2017.01.11 edition
What Facebook knows about us. In September, ProPublica published a Chrome extension that showed readers what Facebook said it knew about them — and then asked readers to share that data. In the following months, readers unearthed more than 52,000 of the “unique interest categories” that Facebook uses for advertising, such as “yoga,” “beer,” and “Scent of a Woman (1992 film).” But ProPublica’s reporters also found that Facebook doesn’t tell users about the “far more sensitive” data it buys about their offline lives, which can include “their income, the types of restaurants they frequent and even how many credit cards are in their wallets.” To support these findings, ProPublica published two key datasets: the crowdsourced “interest categories” and the list of categories that Facebook allows advertisers to target.
Getting warmer. Scientists expect that, when the final numbers come in, 2016 will have been Earth’s hottest year on record. The National Oceanic and Atmospheric Administration publishes monthly data on “temperature anomalies” — how much hotter or cooler a month was than the 20th century average. (November 2016, the most recent month available, was 0.73° Celsius warmer than the average November.) You can grab the data for the entire globe, by hemisphere, or by continent; for the land and ocean combined, or separately; and going all the way back to 1880. Related: My colleague Peter Aldhous demonstrates how he charted this data using R. Also: NOAA released its 2016 U.S. “State of the Climate” report on Monday.

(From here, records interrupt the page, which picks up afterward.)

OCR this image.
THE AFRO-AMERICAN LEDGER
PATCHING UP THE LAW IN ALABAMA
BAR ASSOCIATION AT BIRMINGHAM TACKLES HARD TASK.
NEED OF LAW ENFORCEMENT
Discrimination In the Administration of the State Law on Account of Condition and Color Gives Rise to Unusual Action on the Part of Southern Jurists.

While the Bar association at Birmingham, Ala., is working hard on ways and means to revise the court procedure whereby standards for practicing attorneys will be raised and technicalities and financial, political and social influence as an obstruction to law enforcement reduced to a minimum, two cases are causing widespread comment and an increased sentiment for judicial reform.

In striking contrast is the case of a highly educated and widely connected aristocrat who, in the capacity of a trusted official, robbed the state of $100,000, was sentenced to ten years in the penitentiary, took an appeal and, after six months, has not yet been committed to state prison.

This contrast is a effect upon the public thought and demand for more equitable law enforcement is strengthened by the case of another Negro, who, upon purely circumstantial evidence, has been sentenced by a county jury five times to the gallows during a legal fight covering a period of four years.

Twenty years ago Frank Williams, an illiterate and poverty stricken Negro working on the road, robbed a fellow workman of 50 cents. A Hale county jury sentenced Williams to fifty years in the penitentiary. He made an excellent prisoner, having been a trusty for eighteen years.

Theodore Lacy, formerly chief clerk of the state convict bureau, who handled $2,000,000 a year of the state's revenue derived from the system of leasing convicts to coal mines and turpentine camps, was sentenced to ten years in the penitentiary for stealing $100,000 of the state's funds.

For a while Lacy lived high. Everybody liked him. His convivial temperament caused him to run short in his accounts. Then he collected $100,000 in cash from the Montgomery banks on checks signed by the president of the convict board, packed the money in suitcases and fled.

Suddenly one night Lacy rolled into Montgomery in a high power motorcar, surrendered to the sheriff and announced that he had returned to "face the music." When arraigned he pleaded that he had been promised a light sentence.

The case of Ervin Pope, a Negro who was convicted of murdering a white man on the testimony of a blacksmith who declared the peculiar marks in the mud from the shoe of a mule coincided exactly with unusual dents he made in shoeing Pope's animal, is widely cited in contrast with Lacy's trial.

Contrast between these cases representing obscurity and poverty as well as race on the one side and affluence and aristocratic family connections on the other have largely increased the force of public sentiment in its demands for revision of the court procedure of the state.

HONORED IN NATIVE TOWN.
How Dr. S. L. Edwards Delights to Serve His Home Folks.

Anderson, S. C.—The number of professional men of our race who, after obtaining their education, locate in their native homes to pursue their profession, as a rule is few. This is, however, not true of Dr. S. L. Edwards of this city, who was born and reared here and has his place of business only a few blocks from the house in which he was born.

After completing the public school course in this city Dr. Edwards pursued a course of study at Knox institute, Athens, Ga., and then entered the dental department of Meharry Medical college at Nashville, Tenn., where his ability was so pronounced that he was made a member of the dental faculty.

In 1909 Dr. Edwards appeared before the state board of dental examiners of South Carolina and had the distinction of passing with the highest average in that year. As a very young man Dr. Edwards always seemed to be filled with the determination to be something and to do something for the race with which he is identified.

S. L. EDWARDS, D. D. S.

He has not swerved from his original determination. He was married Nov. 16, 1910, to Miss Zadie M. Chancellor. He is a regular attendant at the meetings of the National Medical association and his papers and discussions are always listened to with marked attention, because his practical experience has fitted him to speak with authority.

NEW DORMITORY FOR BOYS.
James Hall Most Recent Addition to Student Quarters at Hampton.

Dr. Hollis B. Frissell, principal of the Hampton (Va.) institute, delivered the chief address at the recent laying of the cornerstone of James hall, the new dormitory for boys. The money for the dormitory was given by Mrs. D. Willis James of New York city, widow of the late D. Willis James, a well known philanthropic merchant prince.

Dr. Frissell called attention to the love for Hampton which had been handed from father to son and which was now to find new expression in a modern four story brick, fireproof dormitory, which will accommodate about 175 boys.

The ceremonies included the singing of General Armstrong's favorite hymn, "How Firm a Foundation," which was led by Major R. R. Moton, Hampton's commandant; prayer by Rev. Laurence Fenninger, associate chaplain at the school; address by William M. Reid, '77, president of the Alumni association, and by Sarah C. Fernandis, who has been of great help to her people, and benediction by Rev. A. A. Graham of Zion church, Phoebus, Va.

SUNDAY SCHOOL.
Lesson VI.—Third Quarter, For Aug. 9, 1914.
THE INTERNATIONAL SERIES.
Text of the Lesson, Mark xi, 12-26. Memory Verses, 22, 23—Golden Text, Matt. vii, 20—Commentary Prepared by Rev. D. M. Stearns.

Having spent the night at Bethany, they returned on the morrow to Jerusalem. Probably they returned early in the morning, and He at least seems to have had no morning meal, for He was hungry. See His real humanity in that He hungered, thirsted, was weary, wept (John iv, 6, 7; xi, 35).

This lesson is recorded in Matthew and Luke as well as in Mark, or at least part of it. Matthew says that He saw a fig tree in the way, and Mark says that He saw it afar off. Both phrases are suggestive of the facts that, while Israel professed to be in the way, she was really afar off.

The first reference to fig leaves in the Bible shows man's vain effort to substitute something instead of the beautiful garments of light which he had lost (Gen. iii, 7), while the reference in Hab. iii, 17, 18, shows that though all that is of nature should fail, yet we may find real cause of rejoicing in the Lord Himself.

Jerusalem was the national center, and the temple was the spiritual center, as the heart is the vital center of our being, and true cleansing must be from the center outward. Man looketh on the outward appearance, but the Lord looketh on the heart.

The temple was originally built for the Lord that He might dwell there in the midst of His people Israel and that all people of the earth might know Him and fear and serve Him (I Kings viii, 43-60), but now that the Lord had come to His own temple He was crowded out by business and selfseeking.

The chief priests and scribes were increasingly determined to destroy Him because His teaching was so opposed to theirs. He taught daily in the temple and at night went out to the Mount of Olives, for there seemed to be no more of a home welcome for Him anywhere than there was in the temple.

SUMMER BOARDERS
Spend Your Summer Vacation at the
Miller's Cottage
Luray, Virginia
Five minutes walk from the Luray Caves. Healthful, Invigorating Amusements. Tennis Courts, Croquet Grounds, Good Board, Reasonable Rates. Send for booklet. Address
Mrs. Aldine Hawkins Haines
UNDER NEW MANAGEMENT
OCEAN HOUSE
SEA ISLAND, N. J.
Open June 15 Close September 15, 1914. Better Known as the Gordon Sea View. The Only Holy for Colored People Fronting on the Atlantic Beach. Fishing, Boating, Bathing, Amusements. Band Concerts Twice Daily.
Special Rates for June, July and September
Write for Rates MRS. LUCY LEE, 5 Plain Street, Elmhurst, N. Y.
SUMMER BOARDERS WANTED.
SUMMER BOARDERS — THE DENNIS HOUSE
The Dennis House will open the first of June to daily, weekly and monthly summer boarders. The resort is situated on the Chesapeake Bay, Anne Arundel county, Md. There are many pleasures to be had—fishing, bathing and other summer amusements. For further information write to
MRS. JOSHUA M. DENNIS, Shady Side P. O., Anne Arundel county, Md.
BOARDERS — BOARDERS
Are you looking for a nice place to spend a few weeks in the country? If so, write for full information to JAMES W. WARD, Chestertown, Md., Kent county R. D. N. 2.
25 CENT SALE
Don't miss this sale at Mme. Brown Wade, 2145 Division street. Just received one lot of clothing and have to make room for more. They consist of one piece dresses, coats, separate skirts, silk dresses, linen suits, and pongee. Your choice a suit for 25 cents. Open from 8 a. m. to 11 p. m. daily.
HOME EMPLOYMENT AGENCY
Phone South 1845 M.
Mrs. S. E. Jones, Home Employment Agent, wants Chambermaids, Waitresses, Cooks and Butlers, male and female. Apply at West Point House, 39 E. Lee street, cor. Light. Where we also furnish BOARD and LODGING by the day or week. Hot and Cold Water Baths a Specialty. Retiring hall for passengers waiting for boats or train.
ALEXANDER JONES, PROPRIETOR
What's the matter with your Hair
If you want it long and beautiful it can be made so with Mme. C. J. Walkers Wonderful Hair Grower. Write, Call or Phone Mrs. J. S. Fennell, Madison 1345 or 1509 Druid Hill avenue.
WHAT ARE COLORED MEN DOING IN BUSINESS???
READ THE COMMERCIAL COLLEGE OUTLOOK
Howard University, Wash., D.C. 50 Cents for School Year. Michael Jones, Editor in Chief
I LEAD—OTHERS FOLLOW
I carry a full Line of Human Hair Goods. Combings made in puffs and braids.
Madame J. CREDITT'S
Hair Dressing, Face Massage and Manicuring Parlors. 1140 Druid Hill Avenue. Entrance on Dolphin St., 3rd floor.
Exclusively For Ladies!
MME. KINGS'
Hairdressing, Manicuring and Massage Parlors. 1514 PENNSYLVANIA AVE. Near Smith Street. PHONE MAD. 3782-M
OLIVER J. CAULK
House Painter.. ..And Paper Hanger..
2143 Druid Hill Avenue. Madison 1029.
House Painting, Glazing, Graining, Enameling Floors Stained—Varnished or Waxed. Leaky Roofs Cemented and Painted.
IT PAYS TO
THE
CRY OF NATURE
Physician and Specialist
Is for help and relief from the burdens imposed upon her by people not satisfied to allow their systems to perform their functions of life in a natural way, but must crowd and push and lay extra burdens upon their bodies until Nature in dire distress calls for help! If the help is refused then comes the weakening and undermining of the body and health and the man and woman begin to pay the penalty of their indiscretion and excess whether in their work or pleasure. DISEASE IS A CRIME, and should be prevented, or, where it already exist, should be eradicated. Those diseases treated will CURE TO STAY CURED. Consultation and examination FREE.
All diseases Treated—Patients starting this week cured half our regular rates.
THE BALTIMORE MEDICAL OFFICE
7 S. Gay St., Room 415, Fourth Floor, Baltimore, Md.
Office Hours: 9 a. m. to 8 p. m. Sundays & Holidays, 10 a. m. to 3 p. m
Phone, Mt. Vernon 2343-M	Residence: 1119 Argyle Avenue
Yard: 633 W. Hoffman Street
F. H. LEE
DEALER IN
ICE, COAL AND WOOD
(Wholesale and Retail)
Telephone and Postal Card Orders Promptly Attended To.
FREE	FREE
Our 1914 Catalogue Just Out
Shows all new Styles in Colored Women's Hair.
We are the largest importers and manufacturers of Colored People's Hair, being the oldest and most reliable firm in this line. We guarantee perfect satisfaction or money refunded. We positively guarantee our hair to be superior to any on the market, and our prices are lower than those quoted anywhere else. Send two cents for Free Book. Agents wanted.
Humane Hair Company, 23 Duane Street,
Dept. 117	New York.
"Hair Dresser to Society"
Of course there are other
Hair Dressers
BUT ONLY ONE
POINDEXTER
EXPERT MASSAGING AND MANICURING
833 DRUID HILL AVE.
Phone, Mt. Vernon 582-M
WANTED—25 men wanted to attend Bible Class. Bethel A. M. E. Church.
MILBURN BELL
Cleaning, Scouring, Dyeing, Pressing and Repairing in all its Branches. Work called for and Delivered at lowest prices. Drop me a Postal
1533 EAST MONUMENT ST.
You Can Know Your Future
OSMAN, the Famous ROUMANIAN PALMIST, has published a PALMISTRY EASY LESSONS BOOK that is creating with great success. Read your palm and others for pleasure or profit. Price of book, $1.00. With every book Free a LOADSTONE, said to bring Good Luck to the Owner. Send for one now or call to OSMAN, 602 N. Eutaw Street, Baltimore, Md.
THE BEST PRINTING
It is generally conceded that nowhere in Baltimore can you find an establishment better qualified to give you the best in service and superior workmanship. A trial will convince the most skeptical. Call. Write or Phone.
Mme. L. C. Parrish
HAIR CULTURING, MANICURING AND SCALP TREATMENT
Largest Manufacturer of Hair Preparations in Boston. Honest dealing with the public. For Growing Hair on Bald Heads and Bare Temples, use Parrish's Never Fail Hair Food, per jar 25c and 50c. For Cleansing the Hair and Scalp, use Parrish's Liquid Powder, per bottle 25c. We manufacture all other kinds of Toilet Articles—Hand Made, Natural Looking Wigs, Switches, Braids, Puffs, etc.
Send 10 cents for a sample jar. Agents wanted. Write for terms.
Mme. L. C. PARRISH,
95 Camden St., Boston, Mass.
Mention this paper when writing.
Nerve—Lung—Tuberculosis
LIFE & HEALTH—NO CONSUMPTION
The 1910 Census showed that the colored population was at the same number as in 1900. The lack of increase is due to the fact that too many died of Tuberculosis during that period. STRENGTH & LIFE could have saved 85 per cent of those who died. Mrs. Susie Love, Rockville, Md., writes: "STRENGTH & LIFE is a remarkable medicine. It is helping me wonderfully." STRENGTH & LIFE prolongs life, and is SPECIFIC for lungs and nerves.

Four wars’ bombing missions. Years ago, Lt. Col. Jenns Robertson began entering information into “a simple Excel spreadsheet that eventually matured into the largest compilation of releasable U.S. air operations data in existence.” Last month, the Department of Defense published a “beta” version of this data, known as Theater History of Operations Reports (THOR). Currently, THOR’s data covers bombing operations from World War I, World War II, the Korean War, and the Vietnam War. For each bombing, the reports include data about the aircraft, munitions, targets, results, and more.
So many satellites. CelesTrak’s T.S. Kelso has been obsessively transcribing NORAD’s “resident space object” data for decades. Among his offerings: the SATCAT satellite catalog, which provides data on all known satellites launched since 1957 — more than 41,900 of ‘em. Kelso also provides a SATCAT Boxscore, which is like a baseball box score … but for satellites. The U.S., it turns out, is responsible for almost exactly one-third of the 1,590 satellites classified as “active.” Previously: The Union of Concerned Scientists’ satellite database, featured Dec. 30, 2015. [h/t Noah Veltman]
Where Waldo is. In 2015, computer scientist Randy Olson tried computing “the optimal search strategy for finding Waldo” in the seven original Where’s Waldo? books. In doing so, he transcribed a 2013 Slate chart of Waldo’s locations (itself transcribed from those seven original books). The resulting dataset contains 68 rows — one for each Waldo — and four columns: book, page, x coordinate, and y coordinate.